The result from reading the book is that actual Iran’s attitude towards the USA might be expressed by words of Supreme Leader ayatollah Ali Khamenei, which also articulate the beliefs of majority of Iranians: “If you change, our behavior will also change. If you don’t change, our nation also won’t change, because within the past 30 years it was becoming more and more experienced, patient and powerful” (p. 248). It sounds reasonable, but Americans basically speak the same, don’t they?. “If you do change …”. Neither of sides want to show weakness and resign as the first.
The key to solve conflicts would be rapport, and above all a change of communication language: “American politicians are often blissfully unaware of psychology and motivation of Iranian leaders, unless Iranian culture itself. During the implementation process – lasting almost two years – of three packages of sanctions by UN Security Council against Iran its citizens gave to understand that they have an ‘allergy’ to some sort of language, as the former ambassador to the UN said – to language of threats and deterring, language devoid of ta’orf” (p. 246). Ta’orf is a specific language code or a convention full of polite expressions, while it is true that unflattering contents, and even threats may hide behind this. But the code expresses the basic respect for the interlocutor. That disarmingly (literally) simple way to soften mutual relations in the world of modern politics however is often unavailable. A belief of superiority of one’s arguments over others still prevail over the will of agreement and ordinary, as it would seem, human empathy.
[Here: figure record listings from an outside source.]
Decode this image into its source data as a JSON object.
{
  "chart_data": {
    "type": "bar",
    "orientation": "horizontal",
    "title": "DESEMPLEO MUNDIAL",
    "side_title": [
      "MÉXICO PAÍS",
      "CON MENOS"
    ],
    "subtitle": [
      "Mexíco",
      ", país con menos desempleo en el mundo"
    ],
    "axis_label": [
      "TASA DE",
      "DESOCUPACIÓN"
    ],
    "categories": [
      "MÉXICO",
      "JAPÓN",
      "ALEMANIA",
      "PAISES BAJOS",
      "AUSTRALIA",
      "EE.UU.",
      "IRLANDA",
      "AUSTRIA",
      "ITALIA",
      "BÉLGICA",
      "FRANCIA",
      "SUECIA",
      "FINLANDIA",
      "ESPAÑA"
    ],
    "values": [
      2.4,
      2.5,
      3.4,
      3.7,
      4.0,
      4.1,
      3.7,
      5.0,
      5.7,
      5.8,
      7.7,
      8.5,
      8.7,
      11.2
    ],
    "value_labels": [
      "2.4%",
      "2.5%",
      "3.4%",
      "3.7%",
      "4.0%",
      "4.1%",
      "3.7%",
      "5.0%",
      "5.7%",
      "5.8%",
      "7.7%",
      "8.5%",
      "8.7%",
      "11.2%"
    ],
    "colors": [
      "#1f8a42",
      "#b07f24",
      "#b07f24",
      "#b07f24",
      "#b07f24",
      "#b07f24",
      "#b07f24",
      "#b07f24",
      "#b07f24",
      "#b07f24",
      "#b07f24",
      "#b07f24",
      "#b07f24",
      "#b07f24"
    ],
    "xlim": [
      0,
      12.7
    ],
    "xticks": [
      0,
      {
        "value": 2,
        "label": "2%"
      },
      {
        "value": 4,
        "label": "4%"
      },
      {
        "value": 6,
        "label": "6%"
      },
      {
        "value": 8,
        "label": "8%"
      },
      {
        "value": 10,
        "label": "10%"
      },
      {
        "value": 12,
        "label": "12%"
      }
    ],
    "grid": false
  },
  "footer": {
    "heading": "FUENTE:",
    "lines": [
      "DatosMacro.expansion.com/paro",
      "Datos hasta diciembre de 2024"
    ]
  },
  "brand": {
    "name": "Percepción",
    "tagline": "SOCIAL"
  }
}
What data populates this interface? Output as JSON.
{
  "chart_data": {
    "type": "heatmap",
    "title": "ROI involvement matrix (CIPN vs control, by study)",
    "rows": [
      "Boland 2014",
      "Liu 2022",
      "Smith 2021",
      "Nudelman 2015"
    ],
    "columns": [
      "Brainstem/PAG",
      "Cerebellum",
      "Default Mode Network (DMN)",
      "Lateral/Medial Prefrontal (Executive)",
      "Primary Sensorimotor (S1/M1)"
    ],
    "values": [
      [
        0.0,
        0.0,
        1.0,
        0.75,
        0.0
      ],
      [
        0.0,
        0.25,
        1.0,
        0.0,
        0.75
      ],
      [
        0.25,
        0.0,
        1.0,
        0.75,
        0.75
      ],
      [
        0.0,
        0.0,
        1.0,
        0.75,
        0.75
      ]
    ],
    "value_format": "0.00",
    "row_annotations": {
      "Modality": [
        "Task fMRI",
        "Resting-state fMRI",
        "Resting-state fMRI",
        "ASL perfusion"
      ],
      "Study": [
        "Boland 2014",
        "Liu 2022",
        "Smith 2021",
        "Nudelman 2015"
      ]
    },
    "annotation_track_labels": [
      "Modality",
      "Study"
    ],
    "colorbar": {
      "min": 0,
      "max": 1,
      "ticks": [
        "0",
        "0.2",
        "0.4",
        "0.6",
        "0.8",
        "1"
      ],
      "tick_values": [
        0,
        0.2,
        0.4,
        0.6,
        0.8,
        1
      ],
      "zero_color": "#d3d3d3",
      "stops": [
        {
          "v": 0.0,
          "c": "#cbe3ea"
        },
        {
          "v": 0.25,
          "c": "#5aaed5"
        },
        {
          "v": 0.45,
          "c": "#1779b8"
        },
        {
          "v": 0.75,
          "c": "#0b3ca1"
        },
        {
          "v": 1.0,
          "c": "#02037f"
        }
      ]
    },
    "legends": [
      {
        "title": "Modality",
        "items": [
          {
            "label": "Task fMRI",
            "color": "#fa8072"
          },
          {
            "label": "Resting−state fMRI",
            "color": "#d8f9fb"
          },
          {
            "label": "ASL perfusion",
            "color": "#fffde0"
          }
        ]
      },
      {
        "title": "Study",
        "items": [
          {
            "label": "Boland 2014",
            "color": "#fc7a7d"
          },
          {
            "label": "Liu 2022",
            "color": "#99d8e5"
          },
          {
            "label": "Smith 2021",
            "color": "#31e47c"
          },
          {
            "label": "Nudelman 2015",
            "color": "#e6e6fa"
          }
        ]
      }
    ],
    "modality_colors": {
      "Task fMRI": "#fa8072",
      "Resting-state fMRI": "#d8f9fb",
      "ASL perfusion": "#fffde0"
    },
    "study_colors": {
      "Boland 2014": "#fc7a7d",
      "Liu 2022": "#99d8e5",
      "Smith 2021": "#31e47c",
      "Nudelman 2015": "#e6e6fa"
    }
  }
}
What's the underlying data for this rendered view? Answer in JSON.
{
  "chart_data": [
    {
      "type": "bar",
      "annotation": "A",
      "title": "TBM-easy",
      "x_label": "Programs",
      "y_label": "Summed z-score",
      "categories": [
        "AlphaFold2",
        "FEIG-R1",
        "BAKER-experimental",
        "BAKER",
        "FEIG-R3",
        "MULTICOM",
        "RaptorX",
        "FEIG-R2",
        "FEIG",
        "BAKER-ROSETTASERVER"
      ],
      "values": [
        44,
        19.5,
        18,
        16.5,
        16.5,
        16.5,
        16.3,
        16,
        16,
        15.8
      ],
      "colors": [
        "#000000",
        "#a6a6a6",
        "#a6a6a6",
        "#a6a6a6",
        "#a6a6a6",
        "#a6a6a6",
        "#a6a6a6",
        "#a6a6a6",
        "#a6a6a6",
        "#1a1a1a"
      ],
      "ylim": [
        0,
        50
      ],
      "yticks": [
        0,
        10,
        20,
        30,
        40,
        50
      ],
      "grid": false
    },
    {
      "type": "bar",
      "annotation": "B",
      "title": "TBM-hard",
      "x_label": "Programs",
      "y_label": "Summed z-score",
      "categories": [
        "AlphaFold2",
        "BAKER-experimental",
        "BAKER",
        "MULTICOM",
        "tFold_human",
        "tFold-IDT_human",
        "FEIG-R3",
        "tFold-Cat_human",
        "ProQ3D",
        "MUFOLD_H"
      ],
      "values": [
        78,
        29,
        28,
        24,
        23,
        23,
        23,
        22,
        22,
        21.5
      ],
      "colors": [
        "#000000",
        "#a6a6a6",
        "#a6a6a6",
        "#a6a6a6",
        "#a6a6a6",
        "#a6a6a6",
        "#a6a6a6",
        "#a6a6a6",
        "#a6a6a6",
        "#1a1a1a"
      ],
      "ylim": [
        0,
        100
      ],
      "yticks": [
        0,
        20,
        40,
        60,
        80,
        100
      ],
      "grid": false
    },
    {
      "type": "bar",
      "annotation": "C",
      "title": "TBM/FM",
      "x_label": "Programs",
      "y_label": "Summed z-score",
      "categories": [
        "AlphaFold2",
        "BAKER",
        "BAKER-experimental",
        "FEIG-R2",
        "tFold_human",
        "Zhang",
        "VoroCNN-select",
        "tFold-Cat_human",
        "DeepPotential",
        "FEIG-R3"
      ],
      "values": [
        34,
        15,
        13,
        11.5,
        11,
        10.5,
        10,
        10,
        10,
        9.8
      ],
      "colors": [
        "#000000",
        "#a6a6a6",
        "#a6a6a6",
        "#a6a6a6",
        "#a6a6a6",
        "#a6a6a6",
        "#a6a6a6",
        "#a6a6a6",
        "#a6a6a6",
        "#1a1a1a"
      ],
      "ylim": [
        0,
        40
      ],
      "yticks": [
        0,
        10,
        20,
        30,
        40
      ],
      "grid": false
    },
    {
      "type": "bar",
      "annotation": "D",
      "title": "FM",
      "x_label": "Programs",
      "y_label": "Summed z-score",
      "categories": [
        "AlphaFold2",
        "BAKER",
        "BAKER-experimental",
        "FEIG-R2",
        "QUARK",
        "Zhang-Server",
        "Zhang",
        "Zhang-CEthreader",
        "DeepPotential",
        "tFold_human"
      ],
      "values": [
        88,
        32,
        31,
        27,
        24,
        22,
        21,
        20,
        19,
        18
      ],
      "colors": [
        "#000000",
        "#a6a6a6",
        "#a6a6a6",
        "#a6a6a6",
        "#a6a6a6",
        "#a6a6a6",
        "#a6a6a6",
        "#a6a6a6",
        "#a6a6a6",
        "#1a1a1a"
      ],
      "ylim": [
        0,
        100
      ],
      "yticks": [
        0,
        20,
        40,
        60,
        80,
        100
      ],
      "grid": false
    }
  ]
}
As David Howarth in his book about discourse writes: “veracity or falsity of a given statement is set within the same field of meaning (paradigm), in which questions are asked and analyses are done”. In this case we definitely deal with establishing the truth within radically diverse paradigms, so in fact with two conflicting truths, fighting for domination. “The world of truth has deeply agonic nature – we read in Adam Ostolski’s afterword to Slavoj Zizek’s The Fragile Absolute – and determining between different truths takes place not only within the sphere of ‘mind’ (arguments, rights, empirical verifiability), but also within the scope of ‘will’”. As long as there aren’t real ‘will’ of agreement and mutual, truly empathic understanding of one’s arguments, till the discourse settlement won’t happen – i.e. establishing common ‘field of meaning’, within which it might realize oneself – and either of the sides will persist in their own version of truth. Neither of them, obviously, won’t have much in common with the real ‘truth’.